Following his disciplinary hearing he was found guilty. He faced allegations of having made a racist comment and that the said comment was contrary to the interests of his employer. These allegations were based on the respondent’s disciplinary code and not its social media policy.
At his disciplinary hearing his defence that he had not placed the comment and that his Facebook page had been hacked, was rejected. This version changed at arbitration when he conceded that he had posted the comment, but argued, inter alia, that the employer had withheld its social media policy from him, that the incident occurred outside of working hours, that it did not relate to any person or manager at the company, that he had not used the employer’s equipment to send the post, and that it was posted on his personal Facebook account.
The commissioner found no merit in his version. The commissioner further said the fact that he was at home when he posted the racist comment was totally irrelevant. The case law was clear – an employer had the right to take disciplinary steps against an employee if it had some interest in that employee’s conduct when he was not at the workplace.
Unhappy with the CCMA commissioner’s award upholding the dismissal, he turned to the Labour Court.
The Labour Court made short shrift of the applicant’s argument that he made the statement outside of his working hours and therefore it could not possibly have constituted a disciplinary offence.
In essence the Court held that when the misconduct is committed away from the workplace, the only question is whether there was a nexus between the conduct and the employer’s business. If there was such a link, and if it has a bearing on the employment relationship, the employer is entitled to take disciplinary steps against the employee.
In this instance the respondent’s employer had a direct interest in the applicant’s conduct because it employed people of all races. It could therefore not be expected to continue employing someone who publicly called for the killing of all the members of a particular race group. Although this was not spelled out by either the arbitrator or the Court, it stands to reason that the racist post would then also be aimed at the applicant’s fellow employees who were white.
In effect the applicant’s dismissal was informed, on the one hand by the principle in Edcon Limited v Cantamessa and Others (JR30/17) [11 October 2019], and on the other by the principle in Custance v SALGBC (D114/02) .
The Court held per Cele J in Cantamessa that the respondent employer could discipline her for having posted a racist comment on her Facebook account:
 In principle therefore, Edcon could exercise discipline over Ms Cantamessa provided it established the necessary connection between the misconduct, if any, and its business. The comments made by Ms Cantamessa did not in and of themselves relate to the employer – employee relationship. The only source for the connection lies in that her Facebook page indicated that she worked for Edcon (My emphasis).

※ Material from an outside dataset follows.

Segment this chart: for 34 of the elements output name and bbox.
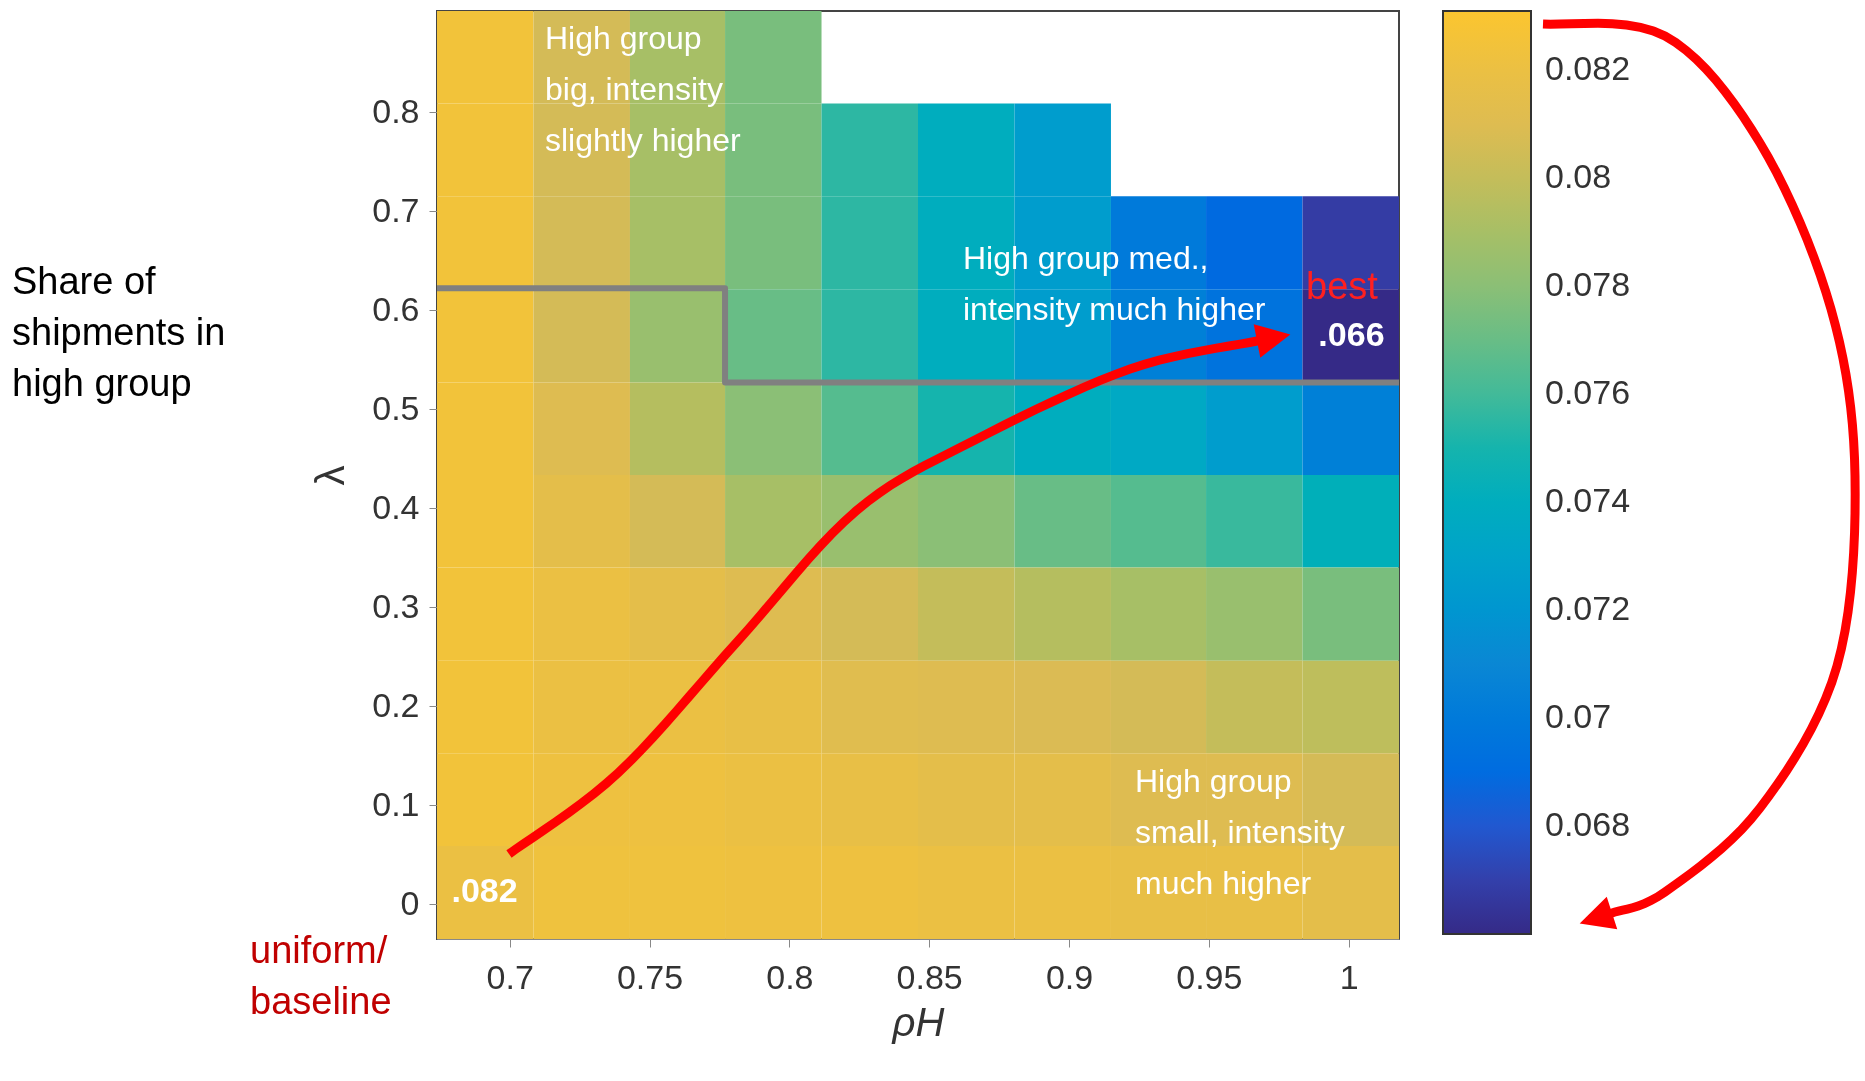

As long ago as 2003 the Court per Pillay J held in the matter of Custance v SALGBC that:
 …the derogatory terms used manifest a deep-rooted racism which has no place in a democratic society. Whether the word was uttered on or off duty was immaterial as it is the attitude that persists which, when on duty, affects the employment relationship.
In line with the finding in Custance, the Court held in Makhoba that the applicant’s attitude as expressed in his Facebook post, justified his dismissal, for in the words of the Constitutional Court (in the matter of Rustenburg Platinum Mine v SAEWA obo Bester and Others (CCT127/17) ):
 We are dealing here with racism in the workplace. Our courts have made it clear, and rightly so, that racism in the workplace cannot be tolerated. Employees may not act in a manner designed to destroy harmonious working relations with their employer or colleagues. They owe a duty of good faith to their employers which duty includes the obligation to further their employer’s business interests. In making racist comments in the public domain, the actions of the employee may foreseeably negatively affect the business of his employer or the working relationship between him and his employer or colleagues (My emphasis).
The importance of this judgment is that it emphasises that when there is a clear link between an employee’s conduct away from the workplace and the workplace, the employer has every right to take disciplinary steps against that employee.